Being mechanical devices, there is a limit to how rapidly the light modulator can be turned on and off. For example, in a DMD, the time that is required to turn the light modulator (a mirror in the DMD) on and off corresponds to moving a mirror from the off state to an on state and then back to the off state. This time can be dominated by a time that the mirror (micromirror) takes to settle to a stable state after moving. This translates to a minimum amount of light that can be emitted within a single frame time. The minimum amount of light corresponds to a lowest intensity level that can be produced by the binary SLM and can be referred to as a bit-depth of the video display system. In general, the smaller the minimum amount of light, the higher the bit-depth and the finer the image quality produced by the video display system.
One technique that can be used to reduce the minimum amount of light produced by the binary SLM is to make use of a neutral density filter (NDF) to modulate the light for the short duration light pulses. The NDF can have different densities and therefore can attenuate the light to different levels.
Another technique that can be used to reduce the minimum amount of light produced by the binary SLM is to use dynamic aperture technology. Dynamic aperture technology makes use of adjustable apertures to reduce the intensity of the light.

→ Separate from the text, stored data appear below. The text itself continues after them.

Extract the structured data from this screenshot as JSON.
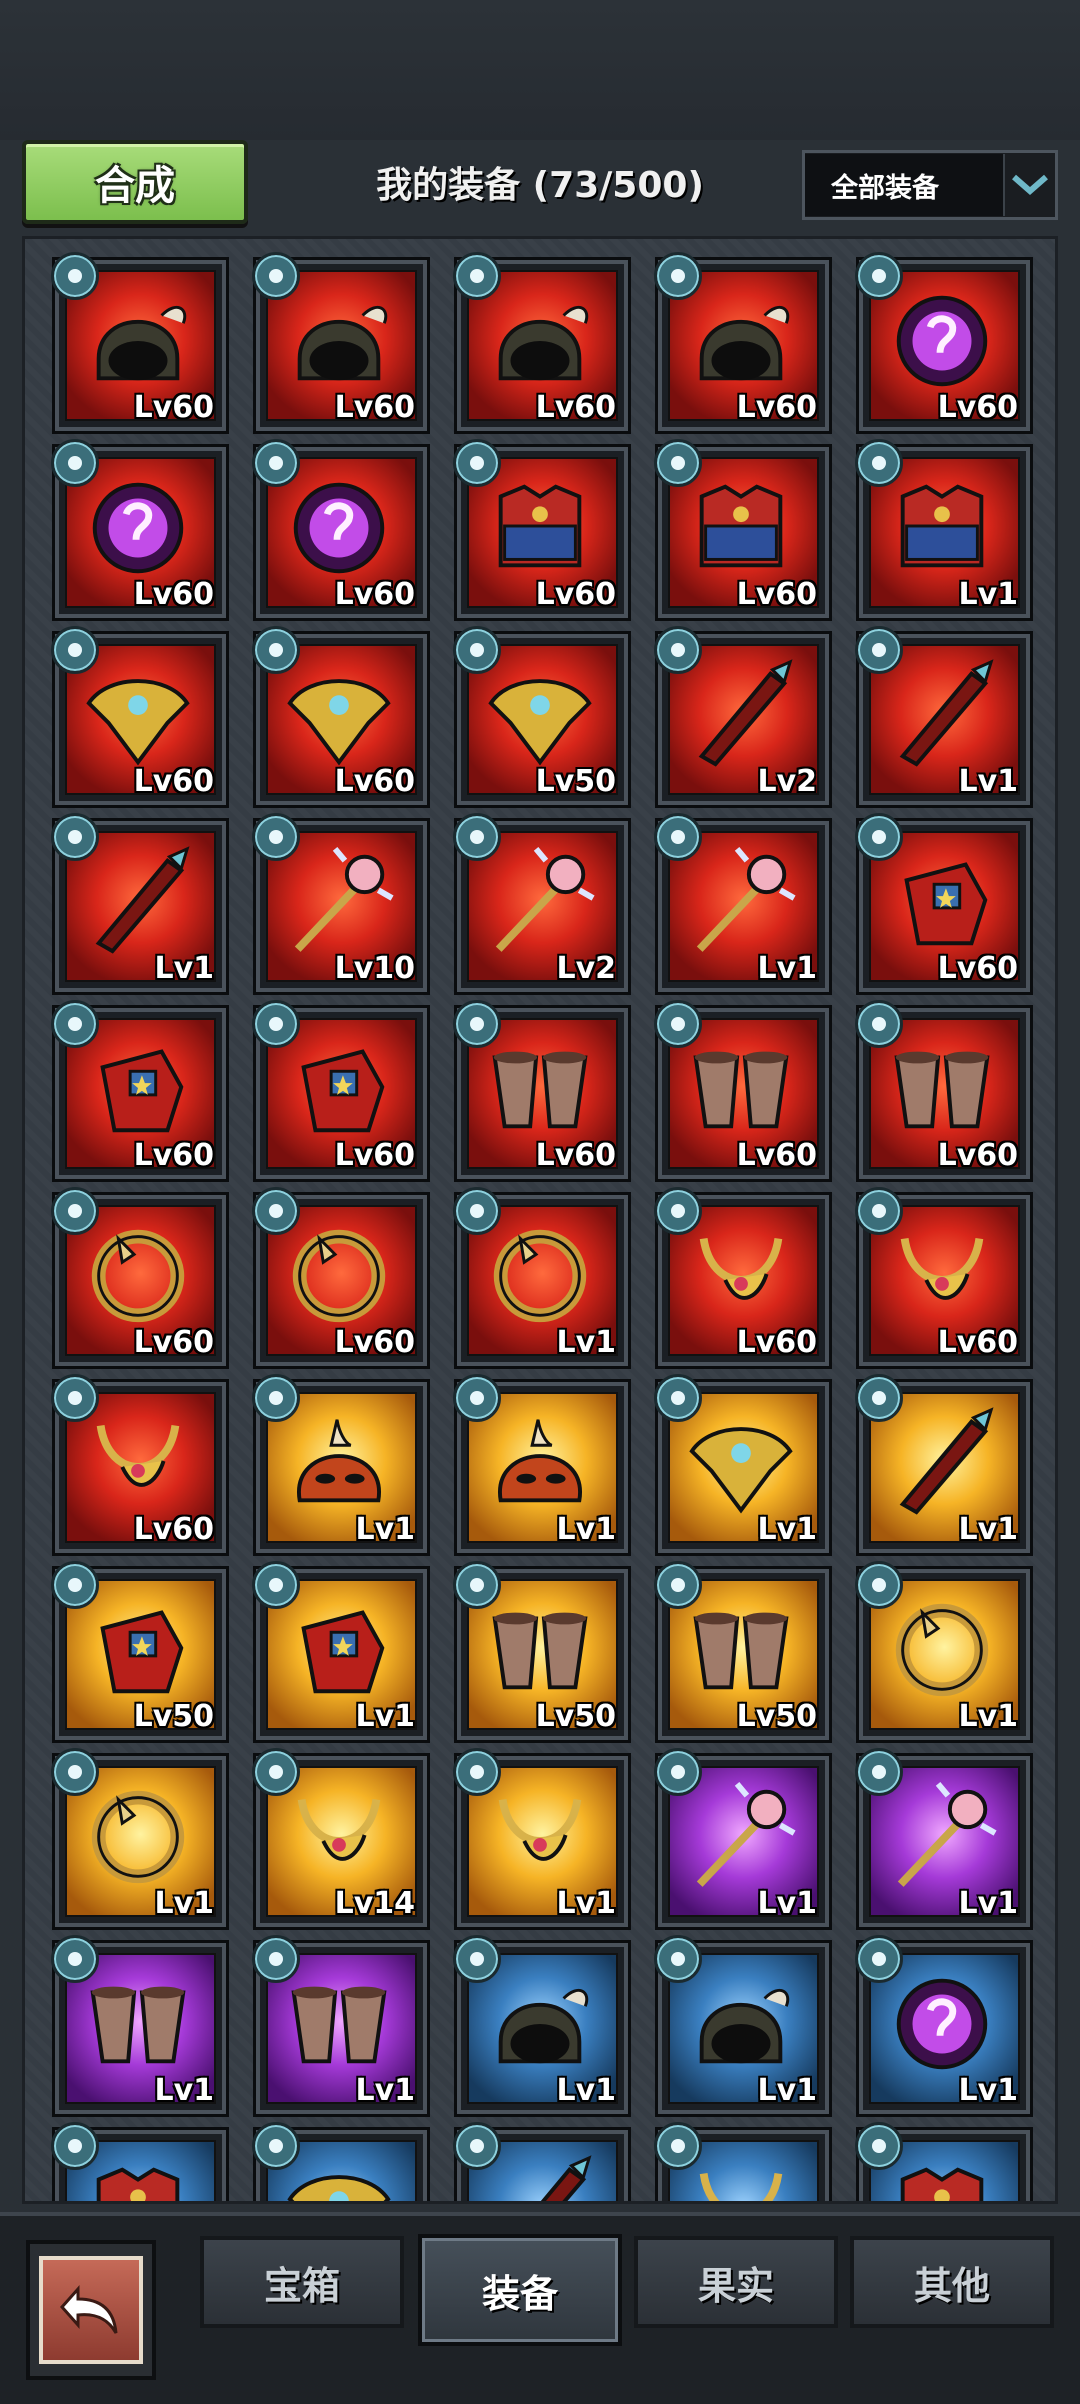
{
  "header": {
    "combine_label": "合成",
    "title": "我的装备 (73/500)",
    "filter_value": "全部装备"
  },
  "rows": [
    [
      {
        "icon": "helmet",
        "level": "Lv60",
        "rarity": "red"
      },
      {
        "icon": "helmet",
        "level": "Lv60",
        "rarity": "red"
      },
      {
        "icon": "helmet",
        "level": "Lv60",
        "rarity": "red"
      },
      {
        "icon": "helmet",
        "level": "Lv60",
        "rarity": "red"
      },
      {
        "icon": "orb",
        "level": "Lv60",
        "rarity": "red"
      }
    ],
    [
      {
        "icon": "orb",
        "level": "Lv60",
        "rarity": "red"
      },
      {
        "icon": "orb",
        "level": "Lv60",
        "rarity": "red"
      },
      {
        "icon": "armor",
        "level": "Lv60",
        "rarity": "red"
      },
      {
        "icon": "armor",
        "level": "Lv60",
        "rarity": "red"
      },
      {
        "icon": "armor",
        "level": "Lv1",
        "rarity": "red"
      }
    ],
    [
      {
        "icon": "shoulder",
        "level": "Lv60",
        "rarity": "red"
      },
      {
        "icon": "shoulder",
        "level": "Lv60",
        "rarity": "red"
      },
      {
        "icon": "shoulder",
        "level": "Lv50",
        "rarity": "red"
      },
      {
        "icon": "sword",
        "level": "Lv2",
        "rarity": "red"
      },
      {
        "icon": "sword",
        "level": "Lv1",
        "rarity": "red"
      }
    ],
    [
      {
        "icon": "sword",
        "level": "Lv1",
        "rarity": "red"
      },
      {
        "icon": "staff",
        "level": "Lv10",
        "rarity": "red"
      },
      {
        "icon": "staff",
        "level": "Lv2",
        "rarity": "red"
      },
      {
        "icon": "staff",
        "level": "Lv1",
        "rarity": "red"
      },
      {
        "icon": "gauntlet",
        "level": "Lv60",
        "rarity": "red"
      }
    ],
    [
      {
        "icon": "gauntlet",
        "level": "Lv60",
        "rarity": "red"
      },
      {
        "icon": "gauntlet",
        "level": "Lv60",
        "rarity": "red"
      },
      {
        "icon": "boots",
        "level": "Lv60",
        "rarity": "red"
      },
      {
        "icon": "boots",
        "level": "Lv60",
        "rarity": "red"
      },
      {
        "icon": "boots",
        "level": "Lv60",
        "rarity": "red"
      }
    ],
    [
      {
        "icon": "ring",
        "level": "Lv60",
        "rarity": "red"
      },
      {
        "icon": "ring",
        "level": "Lv60",
        "rarity": "red"
      },
      {
        "icon": "ring",
        "level": "Lv1",
        "rarity": "red"
      },
      {
        "icon": "necklace",
        "level": "Lv60",
        "rarity": "red"
      },
      {
        "icon": "necklace",
        "level": "Lv60",
        "rarity": "red"
      }
    ],
    [
      {
        "icon": "necklace",
        "level": "Lv60",
        "rarity": "red"
      },
      {
        "icon": "mask",
        "level": "Lv1",
        "rarity": "gold"
      },
      {
        "icon": "mask",
        "level": "Lv1",
        "rarity": "gold"
      },
      {
        "icon": "shoulder",
        "level": "Lv1",
        "rarity": "gold"
      },
      {
        "icon": "sword",
        "level": "Lv1",
        "rarity": "gold"
      }
    ],
    [
      {
        "icon": "gauntlet",
        "level": "Lv50",
        "rarity": "gold"
      },
      {
        "icon": "gauntlet",
        "level": "Lv1",
        "rarity": "gold"
      },
      {
        "icon": "boots",
        "level": "Lv50",
        "rarity": "gold"
      },
      {
        "icon": "boots",
        "level": "Lv50",
        "rarity": "gold"
      },
      {
        "icon": "ring",
        "level": "Lv1",
        "rarity": "gold"
      }
    ],
    [
      {
        "icon": "ring",
        "level": "Lv1",
        "rarity": "gold"
      },
      {
        "icon": "necklace",
        "level": "Lv14",
        "rarity": "gold"
      },
      {
        "icon": "necklace",
        "level": "Lv1",
        "rarity": "gold"
      },
      {
        "icon": "staff",
        "level": "Lv1",
        "rarity": "purple"
      },
      {
        "icon": "staff",
        "level": "Lv1",
        "rarity": "purple"
      }
    ],
    [
      {
        "icon": "boots",
        "level": "Lv1",
        "rarity": "purple"
      },
      {
        "icon": "boots",
        "level": "Lv1",
        "rarity": "purple"
      },
      {
        "icon": "helmet",
        "level": "Lv1",
        "rarity": "blue"
      },
      {
        "icon": "helmet",
        "level": "Lv1",
        "rarity": "blue"
      },
      {
        "icon": "orb",
        "level": "Lv1",
        "rarity": "blue"
      }
    ],
    [
      {
        "icon": "armor",
        "level": "",
        "rarity": "blue"
      },
      {
        "icon": "shoulder",
        "level": "",
        "rarity": "blue"
      },
      {
        "icon": "sword",
        "level": "",
        "rarity": "blue"
      },
      {
        "icon": "necklace",
        "level": "",
        "rarity": "blue"
      },
      {
        "icon": "armor",
        "level": "",
        "rarity": "blue"
      }
    ]
  ],
  "tabs": [
    {
      "label": "宝箱",
      "active": false
    },
    {
      "label": "装备",
      "active": true
    },
    {
      "label": "果实",
      "active": false
    },
    {
      "label": "其他",
      "active": false
    }
  ],
  "colors": {
    "accent_green": "#8fd05e",
    "rarity_red": "#d9261a",
    "rarity_gold": "#f6b426",
    "rarity_purple": "#a53ad8",
    "rarity_blue": "#3a7fc0"
  }
}
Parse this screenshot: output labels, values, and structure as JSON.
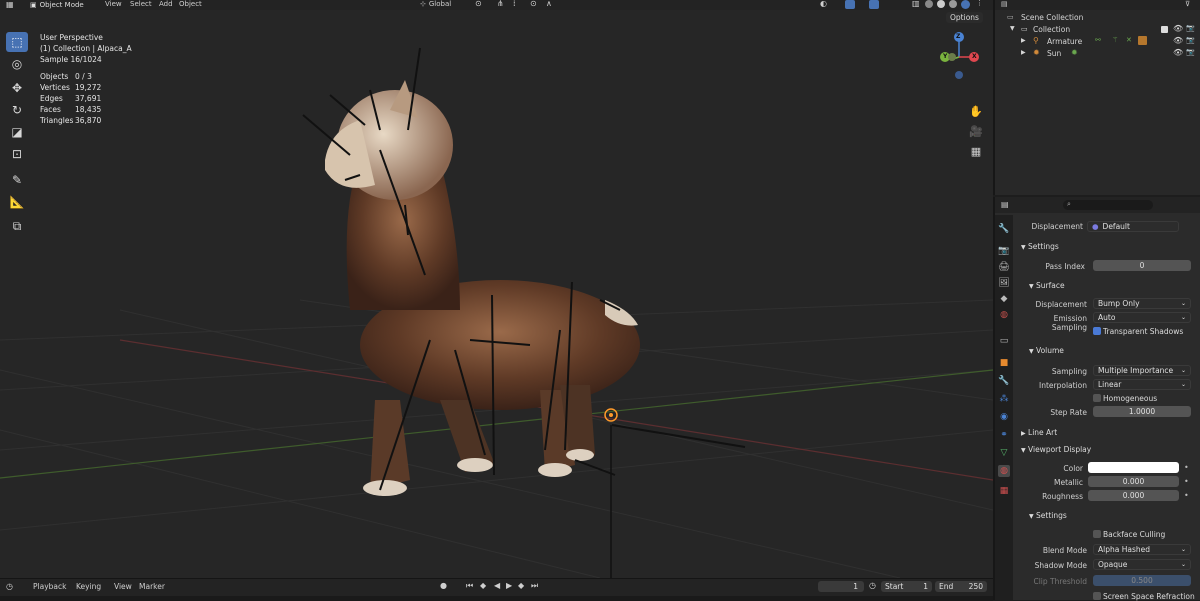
{
  "header": {
    "mode": "Object Mode",
    "menus": [
      "View",
      "Select",
      "Add",
      "Object"
    ],
    "orientation": "Global",
    "options_label": "Options"
  },
  "viewport": {
    "perspective": "User Perspective",
    "collection_object": "(1) Collection | Alpaca_A",
    "sample": "Sample 16/1024",
    "stats": [
      {
        "label": "Objects",
        "value": "0 / 3"
      },
      {
        "label": "Vertices",
        "value": "19,272"
      },
      {
        "label": "Edges",
        "value": "37,691"
      },
      {
        "label": "Faces",
        "value": "18,435"
      },
      {
        "label": "Triangles",
        "value": "36,870"
      }
    ],
    "gizmo": {
      "x": "X",
      "y": "Y",
      "z": "Z"
    }
  },
  "outliner": {
    "root": "Scene Collection",
    "collection": "Collection",
    "items": [
      "Armature",
      "Sun"
    ]
  },
  "properties": {
    "displacement_label": "Displacement",
    "displacement_value": "Default",
    "settings_header": "Settings",
    "pass_index_label": "Pass Index",
    "pass_index_value": "0",
    "surface_header": "Surface",
    "surface_displacement_label": "Displacement",
    "surface_displacement_value": "Bump Only",
    "emission_sampling_label": "Emission Sampling",
    "emission_sampling_value": "Auto",
    "transparent_shadows_label": "Transparent Shadows",
    "volume_header": "Volume",
    "sampling_label": "Sampling",
    "sampling_value": "Multiple Importance",
    "interpolation_label": "Interpolation",
    "interpolation_value": "Linear",
    "homogeneous_label": "Homogeneous",
    "step_rate_label": "Step Rate",
    "step_rate_value": "1.0000",
    "line_art_header": "Line Art",
    "viewport_display_header": "Viewport Display",
    "color_label": "Color",
    "color_value": "#ffffff",
    "metallic_label": "Metallic",
    "metallic_value": "0.000",
    "roughness_label": "Roughness",
    "roughness_value": "0.000",
    "vd_settings_header": "Settings",
    "backface_culling_label": "Backface Culling",
    "blend_mode_label": "Blend Mode",
    "blend_mode_value": "Alpha Hashed",
    "shadow_mode_label": "Shadow Mode",
    "shadow_mode_value": "Opaque",
    "clip_threshold_label": "Clip Threshold",
    "clip_threshold_value": "0.500",
    "screen_space_refraction_label": "Screen Space Refraction"
  },
  "timeline": {
    "menus": [
      "Playback",
      "Keying",
      "View",
      "Marker"
    ],
    "current_frame": "1",
    "start_label": "Start",
    "start_value": "1",
    "end_label": "End",
    "end_value": "250"
  },
  "colors": {
    "accent": "#4772b3",
    "x_axis": "#e0474f",
    "y_axis": "#7ab33e",
    "z_axis": "#4a83d4"
  }
}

One disadvantage of the prior art is that the use of the NDF causes loss of light during the entire time of reduced illumination. This time is far greater than the switching on/off time of the mirror. This loss of light results in a reduction of overall system brightness.
A second disadvantage of the prior art is that the use of the NDF or the dynamic aperture technology to modulate light amplitude can require modifications to existing binary SLM products and technologies, which can require significant redesign and redevelopment. This can lead to the expenditure of a large amount of time and money.
A third disadvantage of the prior art is that both the NDF and the dynamic aperture technology techniques are mechanical techniques, which also have physical limits on a minimum amount of light that can be emitted. Therefore, it may not be possible to reduce the minimum light intensity to a desired level if the physical limits are too high. Additionally, mechanical techniques may not be able to provide a desired level of flexibility when it comes to exactly producing a needed level of light.